Recently, several groups have proposed that Na/K pump has dual functions. In addition to pumping Na+ and K+ across cell membranes, it also relays an extracellular ouabain signal to intracellular compartments via activation of different protein kinases (45). Pierre and coauthors (33) have provided evidence supporting the possibility that ouabain preconditioning may be cardioprotective in the therapeutic dose range. Ouabain preconditioning at concentrations without inotropic response before ischemia initiated a cardioprotective signaling pathway that induced ROS production and required mitoKATP channel opening (32). On the other hand, digoxin also has been shown to trigger preconditioning in ischemia brain (34). However, long term pretreated with digoxin had evidence of enhanced I/R injury in dog (25). Generally, Na/K pump inhibitor preconditioning can transiently activate signal transduction, which may cause induction of cardiac tolerance to ischemic stress. However, Na/K pump inhibitor exists with the certain dose during I/R, which can enhance I/R injury. Endogenous digitalis-like compound (EDLC) is an endogenous ligand of the digitalis receptor and can remarkably inhibit Na/K pump activity. Antidigoxin antiserum (ADA) can prevent EDLC-mediated reperfusion injury (42). Whether digoxin/Ouabain is potentially harmful in I/R states is not in conflict with our results. CIHH can upregulate Na/K pump activity and expression and attenuate I/R injury.

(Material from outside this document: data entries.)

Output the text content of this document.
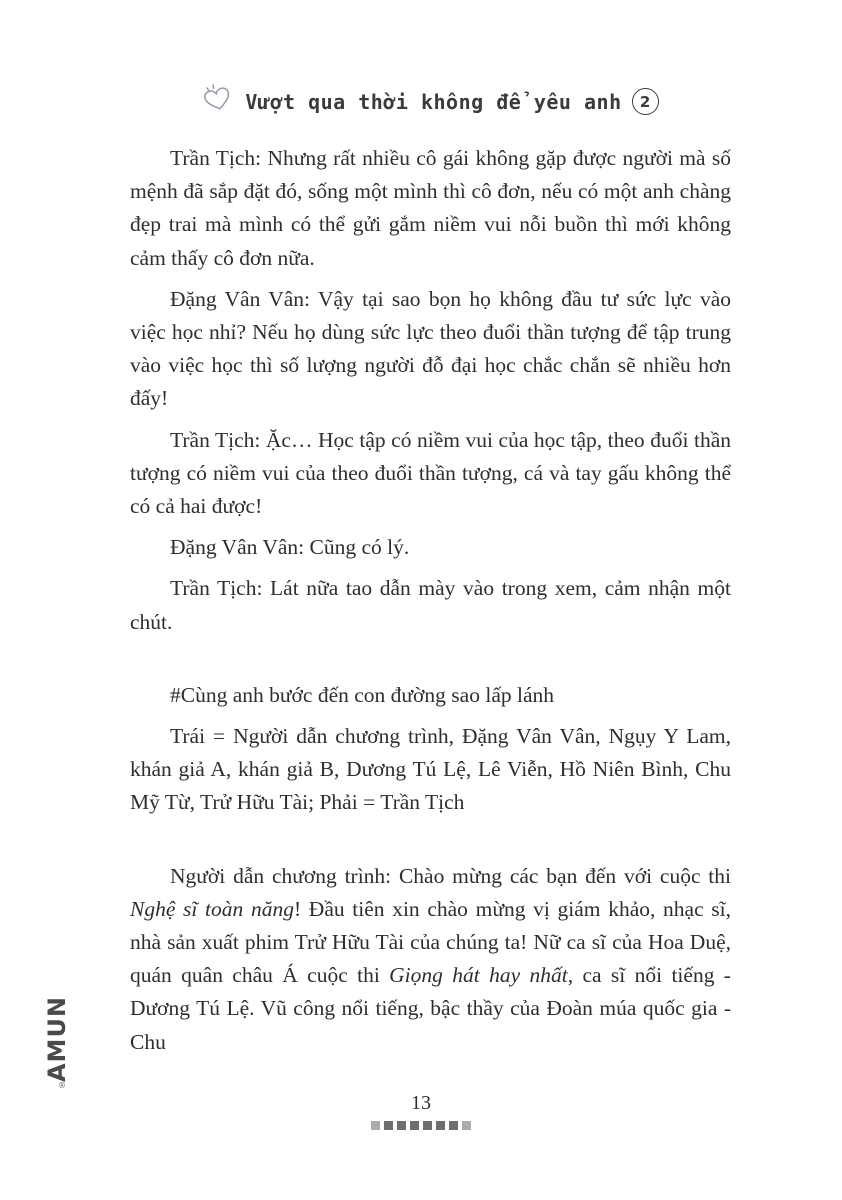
Vượt qua thời không để yêu anh	2

Trần Tịch: Nhưng rất nhiều cô gái không gặp được người mà số mệnh đã sắp đặt đó, sống một mình thì cô đơn, nếu có một anh chàng đẹp trai mà mình có thể gửi gắm niềm vui nỗi buồn thì mới không cảm thấy cô đơn nữa.

Đặng Vân Vân: Vậy tại sao bọn họ không đầu tư sức lực vào việc học nhỉ? Nếu họ dùng sức lực theo đuổi thần tượng để tập trung vào việc học thì số lượng người đỗ đại học chắc chắn sẽ nhiều hơn đấy!

Trần Tịch: Ặc… Học tập có niềm vui của học tập, theo đuổi thần tượng có niềm vui của theo đuổi thần tượng, cá và tay gấu không thể có cả hai được!

Đặng Vân Vân: Cũng có lý.

Trần Tịch: Lát nữa tao dẫn mày vào trong xem, cảm nhận một chút.

#Cùng anh bước đến con đường sao lấp lánh

Trái = Người dẫn chương trình, Đặng Vân Vân, Ngụy Y Lam, khán giả A, khán giả B, Dương Tú Lệ, Lê Viễn, Hồ Niên Bình, Chu Mỹ Từ, Trử Hữu Tài; Phải = Trần Tịch

Người dẫn chương trình: Chào mừng các bạn đến với cuộc thi Nghệ sĩ toàn năng! Đầu tiên xin chào mừng vị giám khảo, nhạc sĩ, nhà sản xuất phim Trử Hữu Tài của chúng ta! Nữ ca sĩ của Hoa Duệ, quán quân châu Á cuộc thi Giọng hát hay nhất, ca sĩ nổi tiếng - Dương Tú Lệ. Vũ công nổi tiếng, bậc thầy của Đoàn múa quốc gia - Chu

AMUN
®
13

The single cardiomyocyte does not contain neutrophils, endothelial cells, and so on. Molecular and cellular approaches can exclude some interference factor. They are conducive to mechanistic studies, although they fail to reveal the complexity of isolated heart and in vivo responses. It is difficult to accurately simulate clinical myocardial I/R in a cellular model. We applied the model that was previously used to describe alterations in ventricular myocytes in the course of I/R (9), and many researchers used it (24, 48).
I/R injury is a complication that depresses the cardiac function and expands myocardial infarction. Although some research demonstrated adverse effects or controversial results of intermittent hypoxia (3), the present findings imply that CIHH in this experimental condition may be potentially clinically useful for preventing I/R injury in ischemic diseases and can induce beneficial consequences. As a therapeutic strategy it might be difficult to implement as most episodes of I/R are unscheduled. However, cardiac surgery is perhaps an exception.
In summary, the present study has provided evidence for the first time that CIHH increase Na/K pump activity by upregulating α1-isoform of Na/K pump. These alterations of Na/K pump may contribute to cardiac protection in CIHH guinea pigs.
This study was supported by the Natural Science Foundation of Hebei Province of China (No. 301360), the Foundation for the Youth in High Educational Institute of Hebei (No. 2010148), and the Research Foundation of Hebei Medical University (No. M2009011).
No conflicts of interest, financial or otherwise, are declared by the author(s).
We thank Dr. Yi Zhang (Department of Physiology, Hebei Medical University) for providing hypobaric chamber.